During the McLibel Trial, Jill Barnes (McDonald's UK Safety Officer) was challenged by the Defendants over a previously confidential internal Report into Mark's death. The Report had not been disclosed at Mark's inquest and was only disclosed by McDonald's to the Defendants days before Jill Barnes took the stand. The inquest had decided that Mark's death was an 'accident'. But the McDonald's Report had catalogued a number of company failures and problems, and had made the damning conclusion: "Safety is not seen as being important at store level".
The discovery of the Report and other documents also not shown to the inquest jury has lead the Hopkins' family to DEMAND THAT A NEW INQUEST BE HELD. Legal submissions are currently being considered by the coroner's court.
"I want every McDonald's worker to stand up for their rights, which is why I am backing this campaign 100%. In this way, Mark's death will not have been in vain." - Maureen Hopkins, Mark's mother.
More than 50 people attended the picket of McDonald's in Market Street, Manchester, organised by Maureen Hopkins. They were outside the store for two hours, handing out many leaflets. One demonstrator stood on the pavement just by the door to the store shouting about the poor pay and working conditions, about Mark's death, McDonald's hostility to trade unions, and the McLibel case. The normally busy store never got more than half full.
After a couple of hours, Maureen and all the demonstrators processed through the streets to the Arndale Centre store where Mark was killed. McDonald's managers formed a line in front of the store but Maureen just walked past, and laid her wreath of 21 red roses. Lots of customers started asking questions of Maureen and the other demonstrators, and many left the store in sympathy with her and disgust at McDonald's. The protestors stayed there for about another hour.
Maureen said afterwards: "It was a brilliant day. I was very pleased with the turnout. McDonald's hated it; I loved it."

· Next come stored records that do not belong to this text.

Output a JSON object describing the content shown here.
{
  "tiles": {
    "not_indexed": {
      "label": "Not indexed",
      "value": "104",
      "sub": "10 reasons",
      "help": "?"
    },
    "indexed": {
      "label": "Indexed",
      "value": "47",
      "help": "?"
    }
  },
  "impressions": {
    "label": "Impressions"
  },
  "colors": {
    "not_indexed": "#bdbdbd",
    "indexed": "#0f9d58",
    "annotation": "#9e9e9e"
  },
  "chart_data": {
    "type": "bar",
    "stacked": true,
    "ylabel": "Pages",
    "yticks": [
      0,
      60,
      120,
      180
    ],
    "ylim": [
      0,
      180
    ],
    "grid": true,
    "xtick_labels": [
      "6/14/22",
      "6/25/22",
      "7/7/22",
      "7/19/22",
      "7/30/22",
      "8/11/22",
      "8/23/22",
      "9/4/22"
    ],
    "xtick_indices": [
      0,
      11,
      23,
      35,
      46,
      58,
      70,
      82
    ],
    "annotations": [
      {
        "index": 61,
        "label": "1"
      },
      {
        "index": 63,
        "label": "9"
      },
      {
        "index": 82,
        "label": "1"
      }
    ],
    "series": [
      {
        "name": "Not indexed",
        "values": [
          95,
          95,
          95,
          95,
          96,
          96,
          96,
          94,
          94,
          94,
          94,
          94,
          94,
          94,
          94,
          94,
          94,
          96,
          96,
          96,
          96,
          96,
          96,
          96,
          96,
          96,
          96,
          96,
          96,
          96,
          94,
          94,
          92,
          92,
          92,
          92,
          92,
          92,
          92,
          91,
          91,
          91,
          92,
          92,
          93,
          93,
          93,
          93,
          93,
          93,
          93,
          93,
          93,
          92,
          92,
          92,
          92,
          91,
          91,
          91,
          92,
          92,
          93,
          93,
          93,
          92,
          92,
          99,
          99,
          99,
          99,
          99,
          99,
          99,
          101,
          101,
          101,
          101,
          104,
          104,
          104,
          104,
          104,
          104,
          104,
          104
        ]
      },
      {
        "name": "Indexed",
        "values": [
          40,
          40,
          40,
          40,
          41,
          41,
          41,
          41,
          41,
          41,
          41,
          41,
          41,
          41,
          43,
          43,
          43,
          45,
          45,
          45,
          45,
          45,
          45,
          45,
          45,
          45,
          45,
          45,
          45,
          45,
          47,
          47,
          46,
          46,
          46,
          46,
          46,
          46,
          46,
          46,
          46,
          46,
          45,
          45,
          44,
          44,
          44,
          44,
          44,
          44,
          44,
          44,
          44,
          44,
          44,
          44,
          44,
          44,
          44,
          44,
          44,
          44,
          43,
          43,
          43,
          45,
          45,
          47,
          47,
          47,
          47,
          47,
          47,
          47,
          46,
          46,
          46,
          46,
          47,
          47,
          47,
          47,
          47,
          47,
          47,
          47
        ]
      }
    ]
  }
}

About 20 protestors gathered at McDonald's store in Leicester Square. Most of the workers were given special leaflets expressing opposition to low pay and exploitation, and offering solidarity and encouragement to organise for their rights. About 3,000 leaflets were handed out to the public. One person was dressed as a McDonald's worker and was chained to a large mock-up burger, symbolising McDonald's exploitation of workers.